Untuk memudahkan selama seminggu, bukanlah ide yang buruk untuk menggunakan makan malam beku seperti Lean Masakan atau makanan Weight-Watcher untuk makan siang dan makan malam, atau protein shake untuk sarapan atau makan siang. Itu akan membuatnya lebih mudah untuk mencapai tujuan kalori Anda tanpa banyak menghitung kalori.

Tapi jangan kembali ke kebiasaan lama bertanggung jawab pada hari kerja dan kemudian benar-benar lepas kendali pada akhir pekan. Anda masih harus bertanggung jawab di akhir pekan. Di akhir pekan, penting untuk makan makanan yang Anda suka dalam jumlah kalori yang tepat untuk mencapai target kalori Anda. Akhir pekan bukanlah waktu untuk berhati-hati terhadap angin dan menjadi liar. Ini adalah waktu untuk mempelajari cara makan apa yang benar-benar Anda sukai dalam porsi yang sesuai dengan tujuan kalori Anda. Jadi, Anda harus rela bekerja di akhir pekan untuk belajar tentang makanan yang Anda sukai dan menghitungnya.
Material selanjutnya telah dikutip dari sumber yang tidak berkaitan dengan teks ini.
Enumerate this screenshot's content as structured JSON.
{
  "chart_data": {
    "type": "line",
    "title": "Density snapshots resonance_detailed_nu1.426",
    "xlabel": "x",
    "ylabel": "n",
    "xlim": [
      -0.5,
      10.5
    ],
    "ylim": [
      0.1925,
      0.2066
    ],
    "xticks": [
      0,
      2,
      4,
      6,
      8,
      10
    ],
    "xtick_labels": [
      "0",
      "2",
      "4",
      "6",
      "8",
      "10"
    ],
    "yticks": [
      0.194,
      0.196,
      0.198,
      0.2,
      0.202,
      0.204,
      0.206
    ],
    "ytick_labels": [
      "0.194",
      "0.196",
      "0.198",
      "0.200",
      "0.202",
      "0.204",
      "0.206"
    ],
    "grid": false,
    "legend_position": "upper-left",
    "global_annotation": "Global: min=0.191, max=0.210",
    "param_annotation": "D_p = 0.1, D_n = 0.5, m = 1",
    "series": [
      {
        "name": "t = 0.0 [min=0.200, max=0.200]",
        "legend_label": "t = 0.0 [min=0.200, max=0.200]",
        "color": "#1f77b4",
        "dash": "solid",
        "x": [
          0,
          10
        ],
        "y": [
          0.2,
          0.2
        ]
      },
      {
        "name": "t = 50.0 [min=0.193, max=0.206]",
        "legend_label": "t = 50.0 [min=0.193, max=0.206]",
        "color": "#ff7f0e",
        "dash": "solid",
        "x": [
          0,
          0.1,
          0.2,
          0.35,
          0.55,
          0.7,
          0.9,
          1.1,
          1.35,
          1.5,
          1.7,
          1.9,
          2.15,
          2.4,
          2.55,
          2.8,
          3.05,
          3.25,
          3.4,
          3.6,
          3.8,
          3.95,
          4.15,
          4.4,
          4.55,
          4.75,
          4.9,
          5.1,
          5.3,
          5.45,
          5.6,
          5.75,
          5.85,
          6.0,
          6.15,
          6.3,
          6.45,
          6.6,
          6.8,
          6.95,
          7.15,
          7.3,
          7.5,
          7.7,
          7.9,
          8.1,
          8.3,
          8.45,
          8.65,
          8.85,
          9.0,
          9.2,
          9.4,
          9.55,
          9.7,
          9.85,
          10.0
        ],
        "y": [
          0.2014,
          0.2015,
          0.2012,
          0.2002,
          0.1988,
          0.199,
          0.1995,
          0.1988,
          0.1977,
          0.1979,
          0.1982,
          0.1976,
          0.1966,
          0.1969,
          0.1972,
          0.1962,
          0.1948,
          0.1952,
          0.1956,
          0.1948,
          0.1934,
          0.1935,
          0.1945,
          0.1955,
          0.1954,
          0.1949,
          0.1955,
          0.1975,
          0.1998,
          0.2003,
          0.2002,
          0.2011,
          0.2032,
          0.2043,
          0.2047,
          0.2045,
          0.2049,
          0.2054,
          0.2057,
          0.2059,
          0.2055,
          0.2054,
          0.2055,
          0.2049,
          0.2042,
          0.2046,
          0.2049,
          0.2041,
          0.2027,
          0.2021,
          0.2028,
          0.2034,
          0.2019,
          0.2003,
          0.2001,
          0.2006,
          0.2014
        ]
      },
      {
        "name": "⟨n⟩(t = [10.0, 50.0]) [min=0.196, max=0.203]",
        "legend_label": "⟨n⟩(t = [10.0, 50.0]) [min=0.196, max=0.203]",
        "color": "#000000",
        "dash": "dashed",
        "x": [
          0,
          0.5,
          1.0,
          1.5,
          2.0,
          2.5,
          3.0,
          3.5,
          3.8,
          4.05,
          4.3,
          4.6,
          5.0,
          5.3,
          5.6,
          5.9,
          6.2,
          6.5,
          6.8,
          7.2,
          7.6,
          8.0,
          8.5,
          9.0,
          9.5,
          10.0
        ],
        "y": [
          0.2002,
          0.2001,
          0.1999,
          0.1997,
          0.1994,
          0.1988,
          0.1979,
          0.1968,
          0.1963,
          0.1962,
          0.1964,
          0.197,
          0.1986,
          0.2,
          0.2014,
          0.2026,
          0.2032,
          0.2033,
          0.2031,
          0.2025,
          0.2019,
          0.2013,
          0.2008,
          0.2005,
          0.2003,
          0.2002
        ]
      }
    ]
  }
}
Meskipun kita tidak harus melepaskan makanan yang kita sukai untuk mengontrol berat badan kita, ada beberapa hal yang harus ditinggalkan oleh kebanyakan orang. Makan sebagai hobi atau hiburan adalah sesuatu yang akan membuat siapa pun kelebihan berat badan. Jika kita meraih sesuatu setiap kali kita menginginkannya, mudah untuk mengonsumsi ribuan kalori ekstra tanpa menyadarinya. Jadi, ngemil sebagai hobi harus dihilangkan, dan “makan emosional”, jenis makan yang dilakukan orang untuk menenangkan perasaan terluka atau menghilangkan stres, menggunakan makanan sebagai obat.